Der Ausgangspunkt für Ihre Wanderung kann die Burg Zvíkov (Klingenberg) sein, die auch als „Königin der böhmischen Burgen“ bezeichnet wird, eine wundervolle Perle der Gotik, verbunden mit einer dämonischen Legende über den sog. Klingenberger Kobold. Karl IV. ließ diese Burg prunkvoll reparieren und weilte dort oft auch mit seinem Gefolge. Setzen Sie Ihren Streifzug fort bis in den Süden Böhmens und entdecken Sie weitere bedeutende Baudenkmäler der Epoche Karls IV. In Purkarec bei Hluboká nad Vltavou dürfen Sie die romantische Ruine der Burg Karlův Hrádek nicht auslassen, die der Kaiser als seinen Sitz zur Erholung erbauen ließ. In scharfem Kontrast mit diesem einsamen Ort steht das nahe České Budějovice (Budweis), die Kulturmetropole Südböhmens. Diese altertümliche königliche Stadt hat Karl IV. insgesamt viermal besucht. Im einstigen Dominikanerkloster kann man ein gotisches Gemälde bewundern, auf dem der große Kaiser abgebildet ist.
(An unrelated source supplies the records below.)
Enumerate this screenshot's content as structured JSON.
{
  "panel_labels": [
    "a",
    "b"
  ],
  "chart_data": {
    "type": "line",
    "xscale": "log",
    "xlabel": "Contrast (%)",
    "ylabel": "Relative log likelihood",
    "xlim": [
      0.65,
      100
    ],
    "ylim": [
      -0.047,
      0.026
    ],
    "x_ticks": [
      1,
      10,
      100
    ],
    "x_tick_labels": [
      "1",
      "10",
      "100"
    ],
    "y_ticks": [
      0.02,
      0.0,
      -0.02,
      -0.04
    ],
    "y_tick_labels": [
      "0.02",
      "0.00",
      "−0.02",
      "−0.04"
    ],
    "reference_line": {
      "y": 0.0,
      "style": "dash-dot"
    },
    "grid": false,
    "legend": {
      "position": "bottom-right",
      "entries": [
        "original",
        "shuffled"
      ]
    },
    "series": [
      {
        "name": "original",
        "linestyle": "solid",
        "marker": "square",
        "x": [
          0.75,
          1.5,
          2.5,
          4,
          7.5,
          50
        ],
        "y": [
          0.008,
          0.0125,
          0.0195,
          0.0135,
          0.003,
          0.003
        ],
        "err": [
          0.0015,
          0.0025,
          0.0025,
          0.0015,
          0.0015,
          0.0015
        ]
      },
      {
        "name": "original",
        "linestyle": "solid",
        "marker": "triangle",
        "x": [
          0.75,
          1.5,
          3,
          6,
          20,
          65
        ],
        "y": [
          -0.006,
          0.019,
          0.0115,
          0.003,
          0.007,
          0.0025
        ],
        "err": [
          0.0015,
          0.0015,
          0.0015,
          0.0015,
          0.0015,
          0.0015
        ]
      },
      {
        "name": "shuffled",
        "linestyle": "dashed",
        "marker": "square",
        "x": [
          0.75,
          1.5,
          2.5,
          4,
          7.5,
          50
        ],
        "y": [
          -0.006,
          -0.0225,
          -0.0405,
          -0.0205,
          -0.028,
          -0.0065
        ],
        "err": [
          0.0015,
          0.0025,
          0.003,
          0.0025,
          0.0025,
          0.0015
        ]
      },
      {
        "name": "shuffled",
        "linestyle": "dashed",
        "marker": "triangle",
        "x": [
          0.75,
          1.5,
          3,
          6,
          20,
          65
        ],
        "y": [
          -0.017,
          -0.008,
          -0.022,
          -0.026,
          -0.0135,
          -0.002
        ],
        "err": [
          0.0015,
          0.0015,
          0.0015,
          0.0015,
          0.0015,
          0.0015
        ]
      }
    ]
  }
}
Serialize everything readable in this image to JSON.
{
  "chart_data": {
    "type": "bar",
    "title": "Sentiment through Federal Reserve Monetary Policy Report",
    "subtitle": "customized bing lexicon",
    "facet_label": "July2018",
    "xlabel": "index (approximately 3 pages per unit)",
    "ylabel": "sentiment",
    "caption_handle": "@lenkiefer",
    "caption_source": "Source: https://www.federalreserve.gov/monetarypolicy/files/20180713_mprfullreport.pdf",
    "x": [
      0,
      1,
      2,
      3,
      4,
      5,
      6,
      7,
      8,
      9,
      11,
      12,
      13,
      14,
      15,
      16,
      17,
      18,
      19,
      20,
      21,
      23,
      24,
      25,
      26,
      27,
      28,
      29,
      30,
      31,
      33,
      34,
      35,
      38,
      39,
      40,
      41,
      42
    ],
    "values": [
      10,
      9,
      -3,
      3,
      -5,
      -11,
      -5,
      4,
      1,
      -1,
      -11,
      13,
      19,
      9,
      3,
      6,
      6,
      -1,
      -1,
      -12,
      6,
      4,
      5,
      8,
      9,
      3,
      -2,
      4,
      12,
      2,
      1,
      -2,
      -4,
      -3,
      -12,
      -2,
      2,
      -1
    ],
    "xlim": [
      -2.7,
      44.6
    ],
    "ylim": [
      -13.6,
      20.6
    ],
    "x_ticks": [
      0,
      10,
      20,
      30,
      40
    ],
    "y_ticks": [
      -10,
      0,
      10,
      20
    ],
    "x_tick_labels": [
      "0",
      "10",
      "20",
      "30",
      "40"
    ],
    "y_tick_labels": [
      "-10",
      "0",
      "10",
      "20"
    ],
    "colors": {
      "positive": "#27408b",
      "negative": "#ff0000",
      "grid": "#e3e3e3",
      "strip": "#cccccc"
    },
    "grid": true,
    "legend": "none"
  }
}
Von dort führt Sie Ihr Weg entlang der Moldau sowohl zur märchenhaften Stadt Český Krumlov (Krumau), das in der UNESCO-Liste des Weltkulturerbes eingetragen ist, als auch zur Ruine der Burg Dívčí Kámen (Maidstein), die mit Genehmigung Karls IV. erbaut worden ist, oder zu den gotischen Zisterzienserab­teien Zlatá Koruna (Goldenkron) und Vyšší Brod ( Hohenfurth).